Kill Bill

長い間待っていたこの映画を見て少し悲しくなった。日本の描き方がずれいてるからでも、Uma ThurmanLucy Liuの日本語がへたくそだからでも、血の量が多すぎるからでもなくて、Tarantinoの「昔のB級映画のおいしいところをいっぱい入れました」という主張を受け取った以外に特に感じるものがなかったからだ。彼の過去の作品、Pulp Fictionのようになにか得体がしれないけどぞくぞくする感覚も、Jackie Brownのように渋くてかっこいい姿も、どれも「これまでに見たことのないもの」を見た興奮を味わうことができた。今回は無い。もっと言えば、彼は進歩する意志を放棄してしまったのではないか、という疑問が浮かんできて切なくなった。確かに映像はきれいだし、単に引用するだけでなくいろいろな工夫をしているのだろうけど、全体的になにか停滞した感じが漂う映画だった。どことなく、手馴れているのだ。そして何をやっても過去の焼きなおしの範囲を出られない、閉塞的な匂いがする。
近年のサザンオールスターズを聴いているときの感想と同じだ。新しい技術を使うし、ヒットもするし、敬意を払うべき人たちであることは変わらないけれど、もうこの人たちからはかつて味わったような興奮は得られないだろう、という悲しいあきらめの気分だ。Tarantinoは映画オタクであることの価値を世の中の人に広く認めさせた最初の人間であるはずだ。その彼が「枯れて」しまったのかと思うと、世界が少しつまらなく見えてしまう。
まあUma Thurmanが出ているので何があろうとも結局は許す。偉そうに。
そして栗山千明にはしびれた。
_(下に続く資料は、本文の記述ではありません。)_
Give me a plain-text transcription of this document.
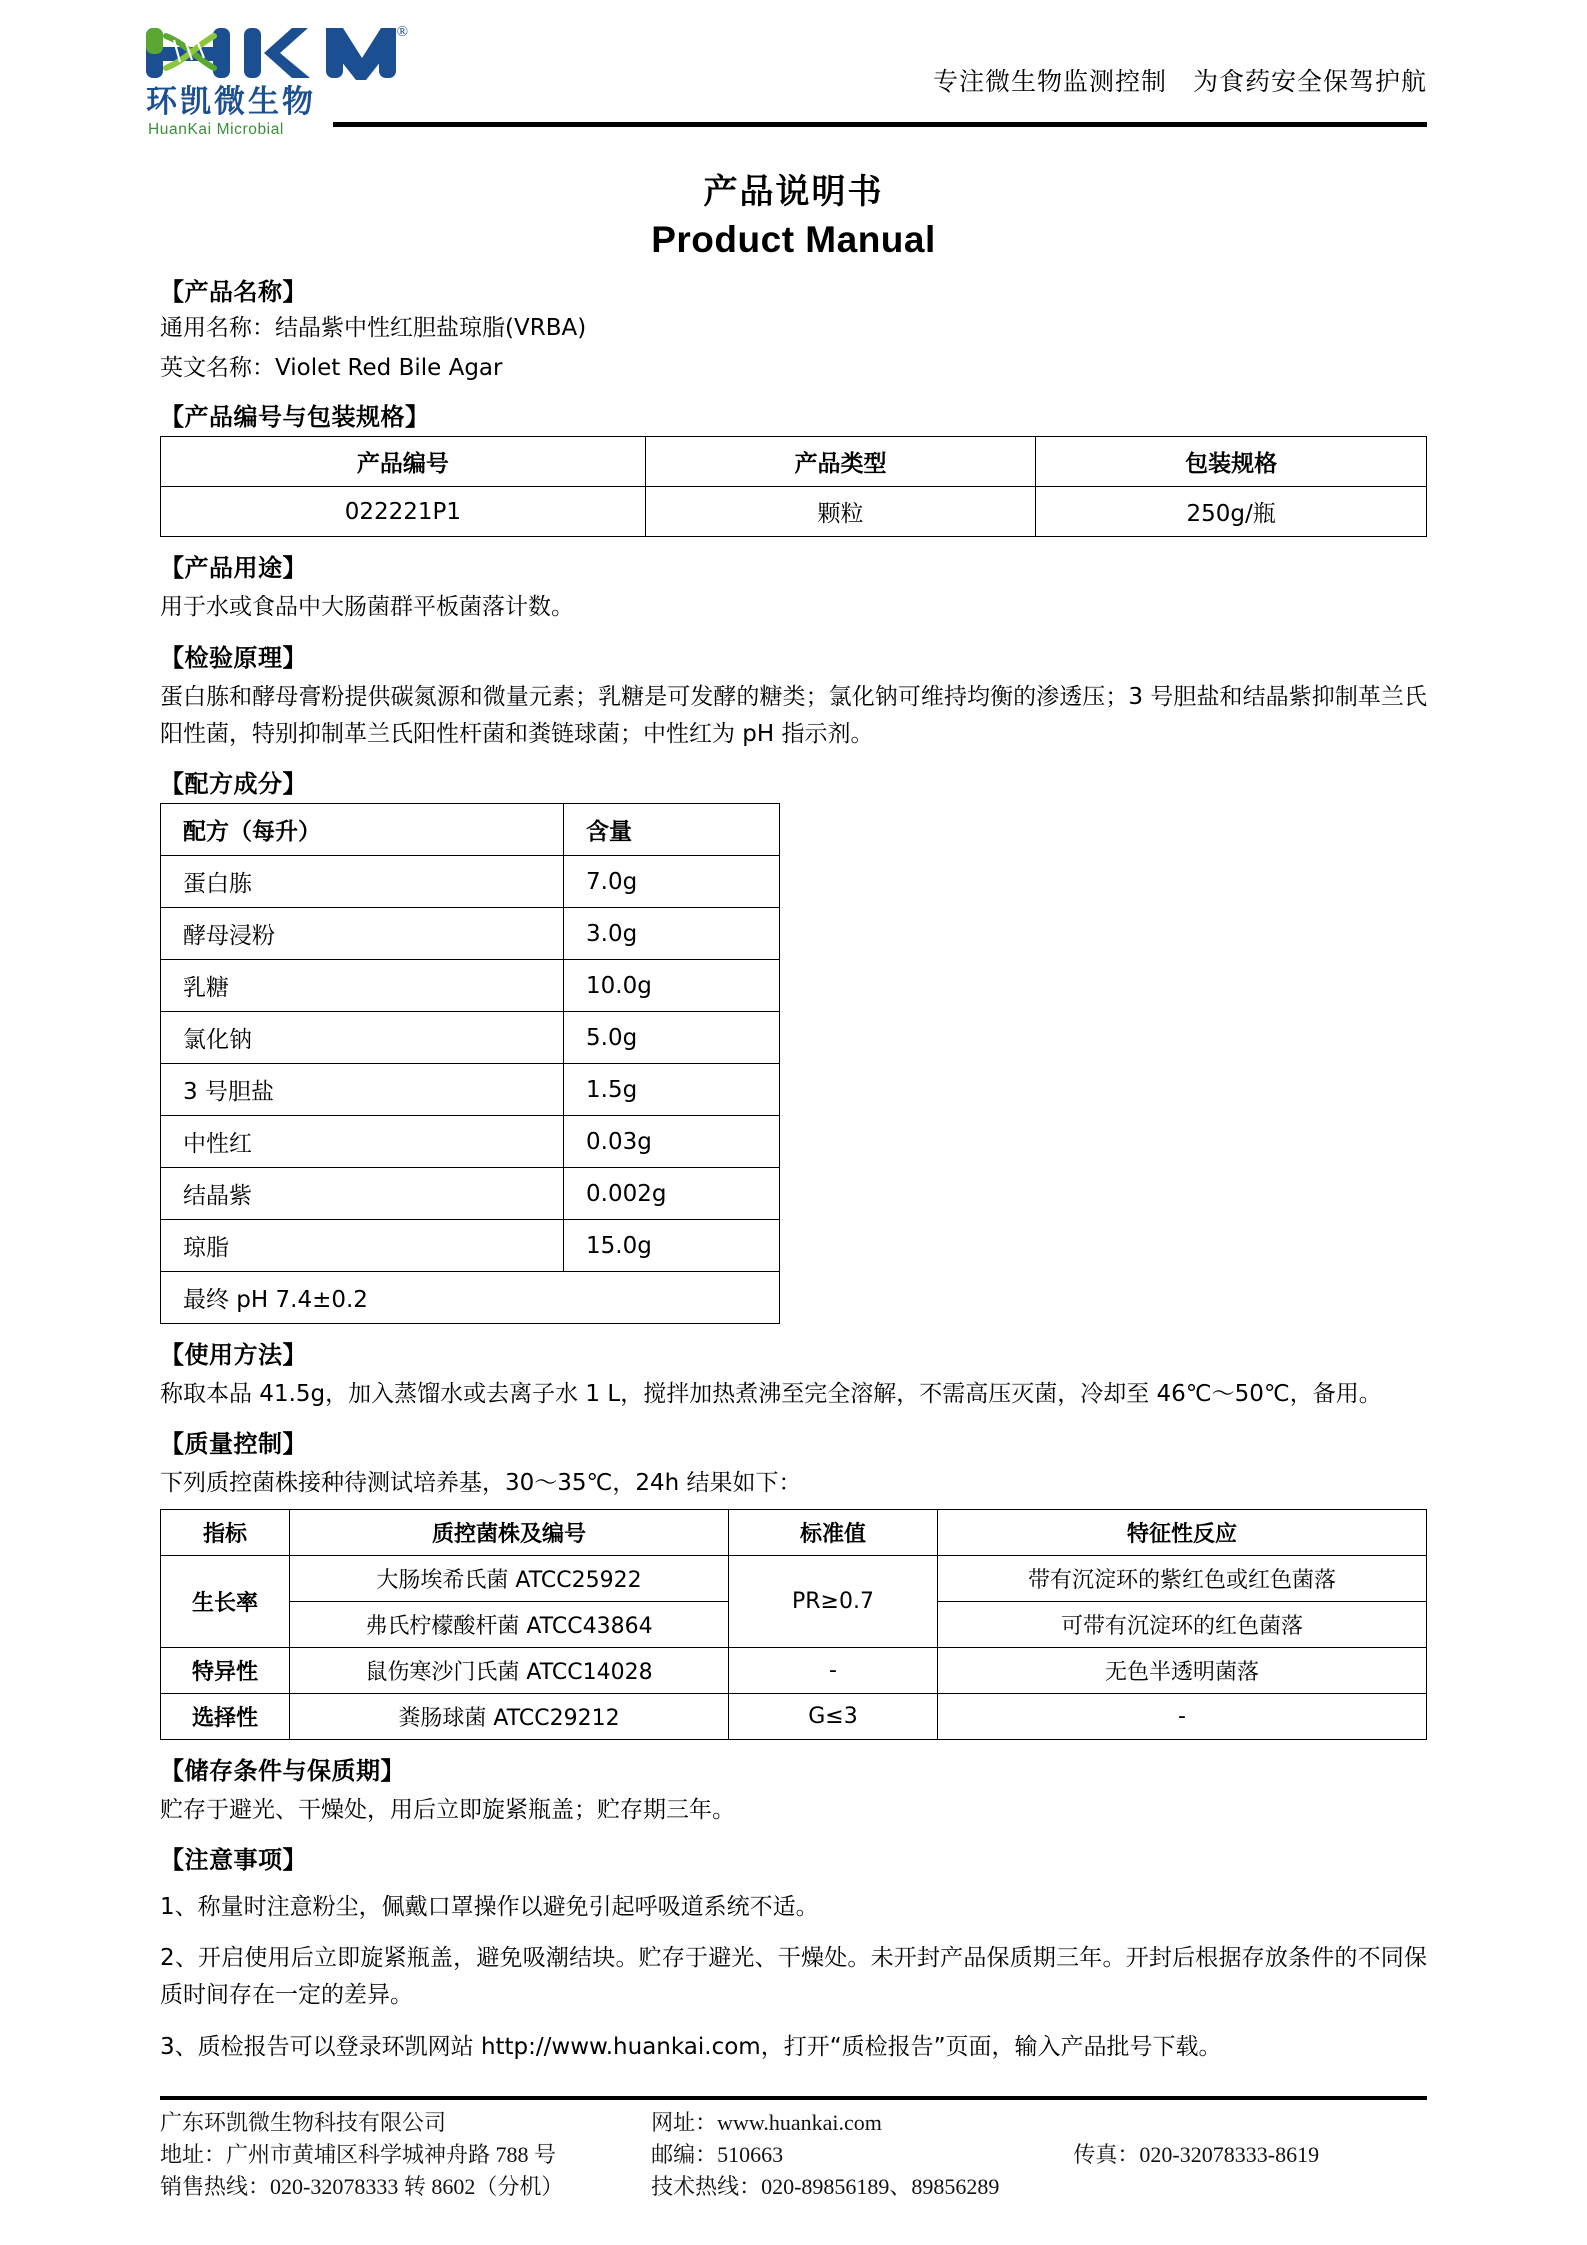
®
环凯微生物
HuanKai Microbial
专注微生物监测控制　为食药安全保驾护航
产品说明书
Product Manual
【产品名称】
通用名称：结晶紫中性红胆盐琼脂(VRBA)
英文名称：Violet Red Bile Agar
【产品编号与包装规格】
产品编号	产品类型	包装规格
022221P1	颗粒	250g/瓶
【产品用途】
用于水或食品中大肠菌群平板菌落计数。
【检验原理】
蛋白胨和酵母膏粉提供碳氮源和微量元素；乳糖是可发酵的糖类；氯化钠可维持均衡的渗透压；3 号胆盐和结晶紫抑制革兰氏阳性菌，特别抑制革兰氏阳性杆菌和粪链球菌；中性红为 pH 指示剂。
【配方成分】
配方（每升）	含量
蛋白胨	7.0g
酵母浸粉	3.0g
乳糖	10.0g
氯化钠	5.0g
3 号胆盐	1.5g
中性红	0.03g
结晶紫	0.002g
琼脂	15.0g
最终 pH 7.4±0.2	
【使用方法】
称取本品 41.5g，加入蒸馏水或去离子水 1 L，搅拌加热煮沸至完全溶解，不需高压灭菌，冷却至 46℃～50℃，备用。
【质量控制】
下列质控菌株接种待测试培养基，30～35℃，24h 结果如下：
指标	质控菌株及编号	标准值	特征性反应
生长率	大肠埃希氏菌 ATCC25922	PR≥0.7	带有沉淀环的紫红色或红色菌落
	弗氏柠檬酸杆菌 ATCC43864		可带有沉淀环的红色菌落
特异性	鼠伤寒沙门氏菌 ATCC14028	-	无色半透明菌落
选择性	粪肠球菌 ATCC29212	G≤3	-
【储存条件与保质期】
贮存于避光、干燥处，用后立即旋紧瓶盖；贮存期三年。
【注意事项】
1、称量时注意粉尘，佩戴口罩操作以避免引起呼吸道系统不适。
2、开启使用后立即旋紧瓶盖，避免吸潮结块。贮存于避光、干燥处。未开封产品保质期三年。开封后根据存放条件的不同保质时间存在一定的差异。
3、质检报告可以登录环凯网站 http://www.huankai.com，打开“质检报告”页面，输入产品批号下载。
广东环凯微生物科技有限公司
地址：广州市黄埔区科学城神舟路 788 号
销售热线：020-32078333 转 8602（分机）
网址：www.huankai.com
邮编：510663
技术热线：020-89856189、89856289
传真：020-32078333-8619
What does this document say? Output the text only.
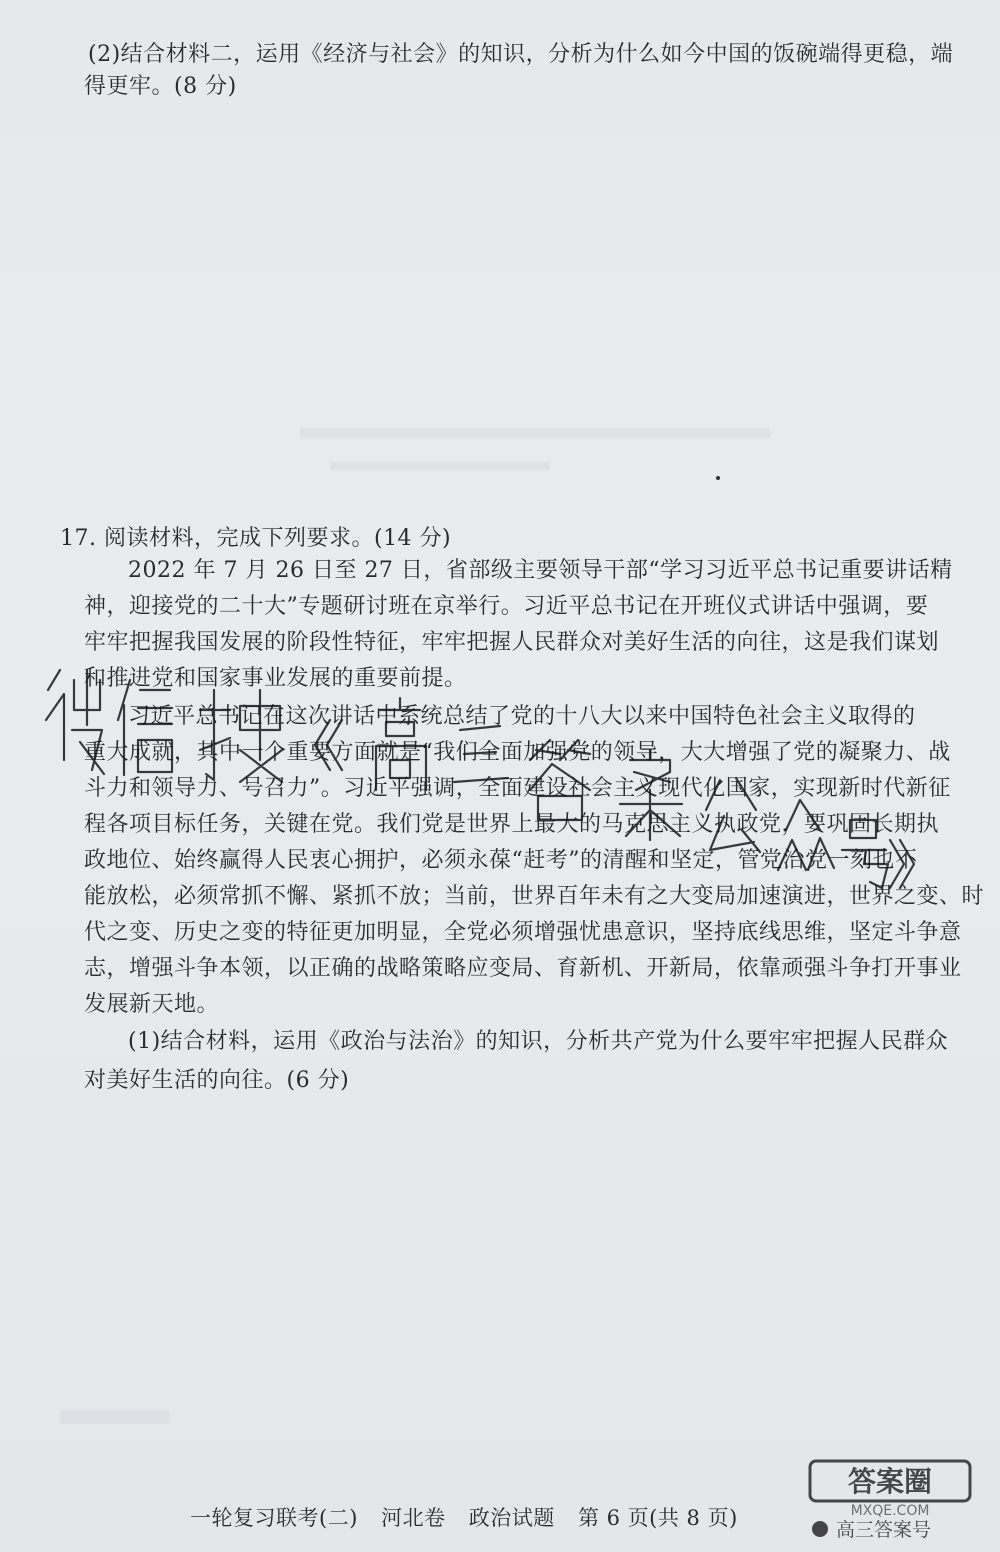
(2)结合材料二，运用《经济与社会》的知识，分析为什么如今中国的饭碗端得更稳，端
得更牢。(8 分)
17. 阅读材料，完成下列要求。(14 分)
2022 年 7 月 26 日至 27 日，省部级主要领导干部“学习习近平总书记重要讲话精
神，迎接党的二十大”专题研讨班在京举行。习近平总书记在开班仪式讲话中强调，要
牢牢把握我国发展的阶段性特征，牢牢把握人民群众对美好生活的向往，这是我们谋划
和推进党和国家事业发展的重要前提。
习近平总书记在这次讲话中系统总结了党的十八大以来中国特色社会主义取得的
重大成就，其中一个重要方面就是“我们全面加强党的领导，大大增强了党的凝聚力、战
斗力和领导力、号召力”。习近平强调，全面建设社会主义现代化国家，实现新时代新征
程各项目标任务，关键在党。我们党是世界上最大的马克思主义执政党，要巩固长期执
政地位、始终赢得人民衷心拥护，必须永葆“赶考”的清醒和坚定，管党治党一刻也不
能放松，必须常抓不懈、紧抓不放；当前，世界百年未有之大变局加速演进，世界之变、时
代之变、历史之变的特征更加明显，全党必须增强忧患意识，坚持底线思维，坚定斗争意
志，增强斗争本领，以正确的战略策略应变局、育新机、开新局，依靠顽强斗争打开事业
发展新天地。
(1)结合材料，运用《政治与法治》的知识，分析共产党为什么要牢牢把握人民群众
对美好生活的向往。(6 分)
答案圈
MXQE.COM
高三答案号
一轮复习联考(二) 河北卷 政治试题 第 6 页(共 8 页)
Tarantinoという人は実力の割に埋もれている俳優と世に知られていない俳優を発掘させるとすごい人で、彼女は後者の素晴らしい例である。Lucy Liuの「やっちまいなあああああ」はもう有名になっているので、聞いても「来た来た」だったが知らずに聞いたらやはりしびれるだろう。実力の割に最近埋もれていた例はDaryl HannahDavid Carradineになるだろうか。David Carradineはその昔Kung Fuというアメリカ製の(当然)カンフーTV活劇に、少林寺拳法をあやつりながらアメリカの西部を渡り歩く主人公の役で出ていた。僕はそのころ7歳くらいで、そのころ住んでいたマルタ島の白黒TV(かつイタリア語)で見ていた。あばら骨の浮き出た(裸にならなきゃいいのに)ひよわそうな白人が歩いたり倒れたり少し殴ったり殴られたりするだけのドラマで、子供なのでカンフーとはそういうものだ(なよなよとした人間がへたばりそうになりながらあてどもなくうろつくだけ)と理解して見ていた。この見方は、日本に帰ってきた後、リーリンチェイ主演の「少林寺」を見るまで続いた(Jet Liなどという芸名をつけたことを後悔していると、彼はいつか必ずインタビューで告白するだろう)。どうやら、Kung Fuは当初ブルース・リー主演で撮影することになっていたらしい。アメリカのショービジネスだって必ずしも合理的に、理性的に動いているわけではないのだな、と気づかせてくれる例の一つだ。ひょっとしたらMBAのケーススタディになっているかもしれない。